Oral Presentation Science Protecting Plant Health 2017

Farm Biosecurity – a partnership approach (4842)

Sharyn Taylor 1
  1. Plant Health Australia, Deakin, ACT, Australia

Over the last decade, governments and plant industries in Australia have been responding to the detection of several significant plant pests and diseases.  These incursions have had impacts on communities, production, domestic trade and the environment and include Myrtle rust, Red imported fire ant, Tomato potato psyllid, Russian wheat aphid, Banana freckle, Panama disease TR4, Chestnut blight, Giant pine scale, Khapra beetle, Varroa mite and Asian honey bee.   In 2016 alone, Australia recorded 42 new detections of pests and diseases and, while not all were significant, this figure demonstrates the continual pressure of new threats.

Biosecurity incursions can be one of the greatest business risks for agricultural, horticultural or forestry production, resulting in increased costs in management, reduced production, an impact on domestic or international market access or increased complexity of management systems.  While governments have a major role in identifying and managing the risks posed by new plant pest introductions, plant industry representative bodies, growers, farming group advocates and industry personnel are a significant part of the partnership approach within Australia’s biosecurity system.  Plant industries know their businesses, and the business of crop production, better than anyone and are best placed to know inputs, outputs and crop management issues. 

Improvements to farm biosecurity preparedness requires support to raise awareness, undertake risk assessment and develop and implement effective farm biosecurity plans.  Several programs are now in place that provide this support, including the Farm Biosecurity program (an initiative for plant and animal industries), the Grains Farm Biosecurity Program, The Bee Biosecurity Program and the Vegetable Biosecurity Program. 

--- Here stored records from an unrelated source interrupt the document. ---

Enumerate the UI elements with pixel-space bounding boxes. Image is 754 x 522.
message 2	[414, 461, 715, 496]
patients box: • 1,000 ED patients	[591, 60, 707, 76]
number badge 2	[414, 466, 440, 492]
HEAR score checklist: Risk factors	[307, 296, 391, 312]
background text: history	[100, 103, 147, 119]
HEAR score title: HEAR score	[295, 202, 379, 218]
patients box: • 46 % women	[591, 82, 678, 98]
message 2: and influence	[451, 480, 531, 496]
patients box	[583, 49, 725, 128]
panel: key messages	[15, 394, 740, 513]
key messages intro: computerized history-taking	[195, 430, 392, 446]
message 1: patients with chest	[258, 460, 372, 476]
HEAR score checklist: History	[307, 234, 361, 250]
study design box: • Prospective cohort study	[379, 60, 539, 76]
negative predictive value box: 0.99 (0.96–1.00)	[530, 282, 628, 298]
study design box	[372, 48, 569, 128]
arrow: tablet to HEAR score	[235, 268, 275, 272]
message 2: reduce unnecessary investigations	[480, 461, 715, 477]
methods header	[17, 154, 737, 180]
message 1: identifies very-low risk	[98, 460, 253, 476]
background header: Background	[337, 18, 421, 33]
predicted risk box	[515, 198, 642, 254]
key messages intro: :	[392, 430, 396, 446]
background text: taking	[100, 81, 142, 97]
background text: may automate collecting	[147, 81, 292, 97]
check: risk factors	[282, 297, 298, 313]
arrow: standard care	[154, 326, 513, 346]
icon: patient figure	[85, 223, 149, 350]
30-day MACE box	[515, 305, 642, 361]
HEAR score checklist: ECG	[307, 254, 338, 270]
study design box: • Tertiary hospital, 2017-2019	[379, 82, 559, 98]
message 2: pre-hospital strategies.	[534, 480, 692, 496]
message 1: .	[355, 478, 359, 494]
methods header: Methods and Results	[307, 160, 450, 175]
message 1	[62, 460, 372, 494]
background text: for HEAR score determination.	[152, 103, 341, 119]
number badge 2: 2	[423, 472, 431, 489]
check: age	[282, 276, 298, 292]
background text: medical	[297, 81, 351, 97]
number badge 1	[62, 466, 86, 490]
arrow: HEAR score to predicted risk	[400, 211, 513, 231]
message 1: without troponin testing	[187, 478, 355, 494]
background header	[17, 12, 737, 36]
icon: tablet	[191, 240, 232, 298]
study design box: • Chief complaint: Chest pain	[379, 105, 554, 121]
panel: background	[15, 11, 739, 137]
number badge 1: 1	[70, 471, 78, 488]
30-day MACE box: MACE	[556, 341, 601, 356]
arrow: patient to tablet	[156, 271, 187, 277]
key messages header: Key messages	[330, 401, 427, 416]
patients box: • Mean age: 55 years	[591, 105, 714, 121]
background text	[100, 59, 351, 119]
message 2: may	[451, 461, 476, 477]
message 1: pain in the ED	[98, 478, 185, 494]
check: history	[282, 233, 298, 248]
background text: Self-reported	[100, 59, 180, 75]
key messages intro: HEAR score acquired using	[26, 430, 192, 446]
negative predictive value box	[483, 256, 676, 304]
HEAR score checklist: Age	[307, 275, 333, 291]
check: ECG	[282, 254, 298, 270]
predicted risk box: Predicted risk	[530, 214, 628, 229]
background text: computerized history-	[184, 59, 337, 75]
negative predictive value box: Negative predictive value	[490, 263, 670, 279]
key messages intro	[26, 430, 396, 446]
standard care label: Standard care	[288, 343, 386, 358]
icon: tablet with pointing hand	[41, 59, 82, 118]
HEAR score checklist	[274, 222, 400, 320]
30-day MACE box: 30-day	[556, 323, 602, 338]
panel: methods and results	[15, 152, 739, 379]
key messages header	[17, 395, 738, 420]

These programs are promoting the uptake of good biosecurity principles across plant production supply chains, however implementation of biosecurity is still slow in many plant industries.  The ‘normalisation’ of biosecurity to become part of day to day business practices generally only occurs after a major incursion – sometimes too late to prevent impact major impacts.  The need for incentives for good practice and disincentives for bad practice is still an issue that plant industries and government agencies need to address as we move towards a partnership approach to managing and implementing biosecurity practices.